Kelly Lee Owens / LP.8


Les albums enfants de la pandémie s’enchaînent. Kelly Lee Owens présente maintenant la sienne. En 2020, la tournée de présentation de ‘«>Inner Song’ a été annulée en raison de cette circonstance, et le producteur gallois a décidé de profiter du temps libre en se rendant en Norvège pour enregistrer un nouvel album « sans préjugés ni attentes ». En plein confinement, il s’est enfermé dans un studio à Oslo avec le producteur avant-noise Lasse Marhaug, et le résultat de leur travail collaboratif est l’album à portée de main.

‘LP.8’ est une œuvre qui est née d’une certaine improvisation, de quelques séances en studio. Kelly fuit radicalement les structures pop et poursuit des voies plus libres et plus fluides que celles explorées sur ses deux albums précédents. L’intention est d’explorer sans crainte le « subconscient créatif » et l’écoute de « LP.8 » transmet cette liberté d’expérimenter sans craindre l’opinion des autres.

Kelly travaille sous un seul principe : elle veut traverser les mondes de Throbbing Gristle et Enya. Ou alors le communiqué de presse communique. L’album mêle des « sons durs et industriels » à d’autres « mystiques et éthérés » inspirés de la musique celtique et les premières avancées qui sortent, « Sonic 8 » et « Olga », représentent les deux facettes. Cependant, ‘LP.8’ n’est pas une œuvre si industrielle ni si « celtique », même si les références citées servent à nous mettre en situation. Et la situation est que ‘LP.8’ est l’album le moins pop de la carrière de Kelly Lee Owens. Ce qui ne veut pas dire que c’est moins intéressant.

‘LP.8’ remplace la pop par des motifs répétitifs. Le drone et l’ambiant sont très présents dans les enregistrements, ainsi que le bruit. ‘Release’ ouvre l’album avec une production minimaliste qui donne tout le protagonisme à des battements insistants qui ressemblent à ceux d’une tachycardie. Le paysage sonore de ‘Quickening’ est plus riche, mais toujours dans la veine froide et industrielle qui ouvre l’album. Et la base glitch de ‘Sonic 8’ donne l’impression que votre oreille est tatouée. C’est gênant.

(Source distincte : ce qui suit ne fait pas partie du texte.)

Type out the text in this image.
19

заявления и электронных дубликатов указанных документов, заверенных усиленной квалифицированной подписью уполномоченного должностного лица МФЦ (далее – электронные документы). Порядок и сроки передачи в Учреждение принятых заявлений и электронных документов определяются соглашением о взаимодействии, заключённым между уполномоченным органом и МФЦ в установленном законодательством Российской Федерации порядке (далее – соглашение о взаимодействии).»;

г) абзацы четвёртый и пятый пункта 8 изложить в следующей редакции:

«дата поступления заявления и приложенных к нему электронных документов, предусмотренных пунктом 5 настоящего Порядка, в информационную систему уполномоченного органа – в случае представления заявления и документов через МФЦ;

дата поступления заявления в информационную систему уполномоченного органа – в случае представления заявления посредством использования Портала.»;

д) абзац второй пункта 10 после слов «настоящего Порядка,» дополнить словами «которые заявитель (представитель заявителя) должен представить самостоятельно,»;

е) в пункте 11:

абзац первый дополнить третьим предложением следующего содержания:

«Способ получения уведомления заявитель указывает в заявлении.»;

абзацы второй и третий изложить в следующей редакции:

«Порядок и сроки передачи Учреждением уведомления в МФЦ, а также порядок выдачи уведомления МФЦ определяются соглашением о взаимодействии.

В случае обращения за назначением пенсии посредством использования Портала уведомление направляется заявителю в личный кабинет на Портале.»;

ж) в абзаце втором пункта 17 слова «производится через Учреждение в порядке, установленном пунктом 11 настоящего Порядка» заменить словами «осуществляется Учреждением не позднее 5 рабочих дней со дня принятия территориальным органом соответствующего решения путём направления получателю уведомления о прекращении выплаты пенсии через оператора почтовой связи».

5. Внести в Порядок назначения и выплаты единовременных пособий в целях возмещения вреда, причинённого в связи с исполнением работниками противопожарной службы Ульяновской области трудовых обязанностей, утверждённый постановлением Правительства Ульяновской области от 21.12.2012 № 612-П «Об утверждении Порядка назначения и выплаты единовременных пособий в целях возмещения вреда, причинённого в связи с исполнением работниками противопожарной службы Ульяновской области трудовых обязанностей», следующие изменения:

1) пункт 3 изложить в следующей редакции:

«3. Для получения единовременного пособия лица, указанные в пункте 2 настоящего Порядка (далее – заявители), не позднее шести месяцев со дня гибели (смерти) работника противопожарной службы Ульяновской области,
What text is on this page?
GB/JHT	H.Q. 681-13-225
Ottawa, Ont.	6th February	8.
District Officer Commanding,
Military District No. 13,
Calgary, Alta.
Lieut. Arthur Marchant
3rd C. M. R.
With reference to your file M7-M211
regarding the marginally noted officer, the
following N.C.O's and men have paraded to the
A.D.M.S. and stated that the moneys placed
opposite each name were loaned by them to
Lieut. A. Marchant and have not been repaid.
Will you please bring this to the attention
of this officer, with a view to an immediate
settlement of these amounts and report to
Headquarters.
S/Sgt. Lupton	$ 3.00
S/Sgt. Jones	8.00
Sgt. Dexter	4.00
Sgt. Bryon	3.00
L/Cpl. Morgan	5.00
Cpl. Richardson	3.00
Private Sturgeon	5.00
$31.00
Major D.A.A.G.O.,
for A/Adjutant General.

Cependant, Kelly n’abandonne pas la mélodie. Il ressort subtilement déjà sur la piste 2, ‘Voice’, toujours dans ce genre de rythme sec qui apparaît sur l’album ; la bucolique ‘Olga’ monte au ciel à travers des chœurs qui semblent venir des anges, et ‘Nana Piano’ nous offre une pause en livrant ce que son titre promet. En ce sens, la composition la plus réussie est ‘Anadlu’, un voyage de cinq minutes qui équilibre les deux faces de ‘LP.8’ tandis que le son de ce qui semble être un carillon éolien nous invite à «respirer».

Ce qui ne veut pas dire que ‘LP.8’ est une œuvre confortable à écouter. Ce n’est pas à cause du son qu’il explore, mais aussi parce que certains de ses morceaux nous font réfléchir. ‘Sonic 8’ laisse un message clairement politique : « nous sommes fatigués, nous voulons être libres, ensemble, aucun de nous n’est libre tant que nous ne le sommes pas tous, c’est une urgence ». Le beau charme de ‘One’ est plus personnel, mais ‘LP.8’ a toujours le pouvoir de remuer les esprits et d’ouvrir les oreilles. C’est l’album le plus libre de Kelly Lee Owens, et nous ne pouvons qu’être reconnaissants qu’il existe.